I too see the notion of human action as this combination of behavior and the lag time of retrospection being put into future action. That's the messy dialectic that underlies our own struggle with our humanity and the researcher's struggle for understanding. Obedience is my watch word. I see us both in our machine and in our reflection upon the machine as being fed by a tendency to short circuit this reflexivity in a constant buzz of gadget-obsessed, information aware, metaknowledge hopping activity.

The phenomenology of obedience is transparent. You see the glass as half full. I see it as half empty--same thing. My hopping off point is that I don't see us heading in a positive direction but one toward which our brains, our culture, and our activity coalesce around an ever tightening loop of interactivity with dramatized information management. Having the world at our fingertips is posed as a triumph of the western idyl of citizen as both consumer and free agent in a free society. Instead, having the world at our fingertips deadens our perception to our surroundings, adjusts our attention, and refocuses our recursive behaviors.

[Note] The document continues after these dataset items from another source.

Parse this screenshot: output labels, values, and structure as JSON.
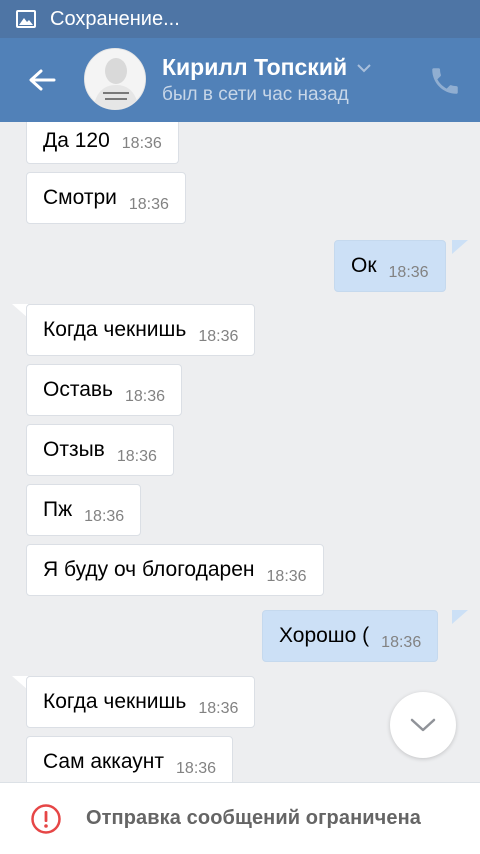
{
  "statusbar": {
    "text": "Сохранение..."
  },
  "header": {
    "name": "Кирилл Топский",
    "status": "был в сети час назад"
  },
  "messages": [
    {
      "text": "Да 120",
      "time": "18:36",
      "dir": "in"
    },
    {
      "text": "Смотри",
      "time": "18:36",
      "dir": "in"
    },
    {
      "text": "Ок",
      "time": "18:36",
      "dir": "out"
    },
    {
      "text": "Когда чекнишь",
      "time": "18:36",
      "dir": "in"
    },
    {
      "text": "Оставь",
      "time": "18:36",
      "dir": "in"
    },
    {
      "text": "Отзыв",
      "time": "18:36",
      "dir": "in"
    },
    {
      "text": "Пж",
      "time": "18:36",
      "dir": "in"
    },
    {
      "text": "Я буду оч блогодарен",
      "time": "18:36",
      "dir": "in"
    },
    {
      "text": "Хорошо (",
      "time": "18:36",
      "dir": "out"
    },
    {
      "text": "Когда чекнишь",
      "time": "18:36",
      "dir": "in"
    },
    {
      "text": "Сам аккаунт",
      "time": "18:36",
      "dir": "in"
    }
  ],
  "bottom": {
    "text": "Отправка сообщений ограничена"
  },
  "colors": {
    "header": "#5181b8",
    "statusbar": "#4e75a5",
    "outgoing": "#cce0f6",
    "incoming": "#ffffff",
    "warning": "#e64646"
  }
}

Our obedience occurs first to the interface. Then it's a matter of understanding how that interface is defined, described, and determined, which challenges our freedom of thinking. We're beginning to mistake judgment for selecting from a set of pre-defined options. We're beginning to mistake thinking for search. It's our mistake that we can modify the interface cosmetically that gives us freedom, but it's the same thing, only in a new configuration. We mistake having the world at our fingertips with the world. In order to journey we search. In order to understand we search. In order to reach out to others we search. In order to make a community we interface with each other as information. A status update is a phatic datum of being thereness, that isn't really thereness.

We mistake our obedience to an interface as free will, our own doing if only because we're flooded with options for exploring, customizing, and returning to it. Our obedience is never registered as such because we never recognize our cage; it's fictional in that our activity makes it. But as long as I return to the computer, check the same sites, return to e-mail throughout the day, double check a few forums then I've merely milled about my cage. If the cage accepts some input and, importantly, provides some output, we return.